I grew up in a town with no Black families at all. Every boy in school was a White boy. When teachers went looking for the kid who caused the trouble, I got no preference for being a White boy.

To be accepted to college, I had to meet a certain minimum GPA and test score. The college needed Black Males to meet its affirmative action goals so the GPA and test scores were lowered for Black Males. It happened again when I applied to graduate school. I received no preference for being a White Male.

To be hired for a government job, I had to score in the top 5% on the civil service exam to get an interview. The agency needed women to meet its affirmative action goals so they hired a woman who scraped by with a minimum passing score instead of hiring one of the top scoring applicants. I received no preference for being a White Male.

Supposedly, my White Privilege protects me from harassment by the police. When I was a teenage White Boy cruising at night in a bright red Mustang, you can bet I caught the eye of every traffic cop. Now that I’m a middle aged man commuting from work in a sedan, cops never notice me. I’m just as White and Male as ever, but I’m not driving a noticeable vehicle and I don’t drive badly or during high-crime hours. That’s not a privilege, that’s adulthood.

So where do I go to get my share of the privilege?

Joe Doakes

A question I keep trying to ask people who prattle about “privilege”; so let’s say Nekima Levy-Pounds, the boss of Black Lives Matter in Minneapolis, a law professor with tenure and an upper-middle-class income who can pretty much do anything she wants without fear of getting fired, and Billy Bob Bodine, a hot tar roofer from Shreveport Arkansas who sounds like an extra from Deliverance, walk into MPR or Minneapolis City Hall or the U of M.

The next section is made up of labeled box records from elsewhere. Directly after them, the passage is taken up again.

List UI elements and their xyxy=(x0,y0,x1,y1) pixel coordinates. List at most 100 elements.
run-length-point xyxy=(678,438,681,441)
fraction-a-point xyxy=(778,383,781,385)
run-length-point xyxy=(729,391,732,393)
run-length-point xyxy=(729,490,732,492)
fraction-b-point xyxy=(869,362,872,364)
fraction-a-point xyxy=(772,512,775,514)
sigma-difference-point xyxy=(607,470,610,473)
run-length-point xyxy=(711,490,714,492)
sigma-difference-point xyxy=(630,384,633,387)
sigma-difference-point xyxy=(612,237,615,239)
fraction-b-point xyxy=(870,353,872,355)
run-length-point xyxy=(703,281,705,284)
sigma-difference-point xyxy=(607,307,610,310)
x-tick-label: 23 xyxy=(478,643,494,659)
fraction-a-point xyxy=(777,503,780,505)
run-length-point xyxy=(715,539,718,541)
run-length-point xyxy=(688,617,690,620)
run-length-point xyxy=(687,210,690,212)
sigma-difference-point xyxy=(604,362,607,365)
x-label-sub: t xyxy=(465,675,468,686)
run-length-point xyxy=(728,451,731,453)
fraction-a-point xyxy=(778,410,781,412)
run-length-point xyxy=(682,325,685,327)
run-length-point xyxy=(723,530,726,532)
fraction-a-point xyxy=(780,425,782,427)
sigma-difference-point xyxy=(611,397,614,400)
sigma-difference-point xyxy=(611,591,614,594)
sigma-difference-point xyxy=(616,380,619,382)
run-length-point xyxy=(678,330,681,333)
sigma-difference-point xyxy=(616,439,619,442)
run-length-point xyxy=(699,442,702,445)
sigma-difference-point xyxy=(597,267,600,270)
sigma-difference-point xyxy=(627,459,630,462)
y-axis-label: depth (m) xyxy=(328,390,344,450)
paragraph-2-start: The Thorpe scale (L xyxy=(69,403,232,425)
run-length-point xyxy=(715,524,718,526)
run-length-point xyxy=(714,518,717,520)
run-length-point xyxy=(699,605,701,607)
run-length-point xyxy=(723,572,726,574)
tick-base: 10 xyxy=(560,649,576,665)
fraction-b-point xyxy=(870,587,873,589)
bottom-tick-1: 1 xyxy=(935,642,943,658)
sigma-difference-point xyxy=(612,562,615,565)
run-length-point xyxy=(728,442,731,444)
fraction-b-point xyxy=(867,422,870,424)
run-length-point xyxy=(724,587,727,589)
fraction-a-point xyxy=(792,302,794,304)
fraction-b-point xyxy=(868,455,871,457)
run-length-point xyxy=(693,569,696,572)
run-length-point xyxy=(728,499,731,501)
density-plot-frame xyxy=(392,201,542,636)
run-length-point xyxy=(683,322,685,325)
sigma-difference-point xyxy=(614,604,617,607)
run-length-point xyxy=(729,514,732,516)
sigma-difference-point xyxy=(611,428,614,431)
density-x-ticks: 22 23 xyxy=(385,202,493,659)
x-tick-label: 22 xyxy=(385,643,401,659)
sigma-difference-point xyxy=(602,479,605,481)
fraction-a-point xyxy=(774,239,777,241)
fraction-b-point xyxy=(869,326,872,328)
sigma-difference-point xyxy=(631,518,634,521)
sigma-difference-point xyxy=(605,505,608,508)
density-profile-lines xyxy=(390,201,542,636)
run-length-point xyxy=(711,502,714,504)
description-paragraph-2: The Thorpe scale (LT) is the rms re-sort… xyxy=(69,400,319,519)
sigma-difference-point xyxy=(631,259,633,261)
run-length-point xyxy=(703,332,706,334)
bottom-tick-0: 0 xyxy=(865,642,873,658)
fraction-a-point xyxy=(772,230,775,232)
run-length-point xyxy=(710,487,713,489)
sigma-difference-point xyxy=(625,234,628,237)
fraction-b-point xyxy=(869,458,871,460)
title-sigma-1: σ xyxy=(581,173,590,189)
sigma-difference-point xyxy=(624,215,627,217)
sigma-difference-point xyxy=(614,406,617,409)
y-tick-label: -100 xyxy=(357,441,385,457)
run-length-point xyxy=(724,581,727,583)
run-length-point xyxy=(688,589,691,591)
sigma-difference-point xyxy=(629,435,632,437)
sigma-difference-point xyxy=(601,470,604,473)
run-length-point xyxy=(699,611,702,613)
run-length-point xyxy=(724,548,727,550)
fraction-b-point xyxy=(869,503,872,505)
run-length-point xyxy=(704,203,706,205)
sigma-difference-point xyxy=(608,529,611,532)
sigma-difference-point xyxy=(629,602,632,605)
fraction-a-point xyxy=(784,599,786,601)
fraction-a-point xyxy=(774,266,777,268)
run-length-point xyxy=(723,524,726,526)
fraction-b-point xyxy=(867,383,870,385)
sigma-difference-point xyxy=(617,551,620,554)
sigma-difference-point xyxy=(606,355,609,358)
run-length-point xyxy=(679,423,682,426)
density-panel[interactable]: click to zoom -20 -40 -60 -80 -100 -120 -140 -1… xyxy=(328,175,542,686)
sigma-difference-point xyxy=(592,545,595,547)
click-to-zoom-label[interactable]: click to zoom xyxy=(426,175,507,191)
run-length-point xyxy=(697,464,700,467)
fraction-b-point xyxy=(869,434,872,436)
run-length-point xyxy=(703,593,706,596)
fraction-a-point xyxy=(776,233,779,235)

Who would have the “privilege”?

5 thoughts on “Privilege

  1. hey merg, speaking of privilege, what’s it take to get you to respond to email? I think Joe may get bennies he don’t even realize!

  2. The most privileged people are those who get to decide who is and who is not privileged. Duh.

  3. I am a white male. I’m sorry. I am also heterosexual. Again, I’m sorry. I also profess the teachings of Jesus Christ. Please accept my apologies. I believe in American strength. I shall be digging a hole in which to kill myself. I hope this will make amends.

  4. OK, so my white privilege got me discriminated against in getting into college, my degree field, grad school, jobs, and it’s set to do the same for my kids. Who needs enemies when you’ve got white privilege?

    Really, the only privilege I’ve got–child of divorced parents whose grandparents all had to leave the farms they grew up on when they grew up–is simply that my parents encouraged me to read and learn. Doesn’t seem like anybody stopped anyone else from doing that since 1865, to put it mildly.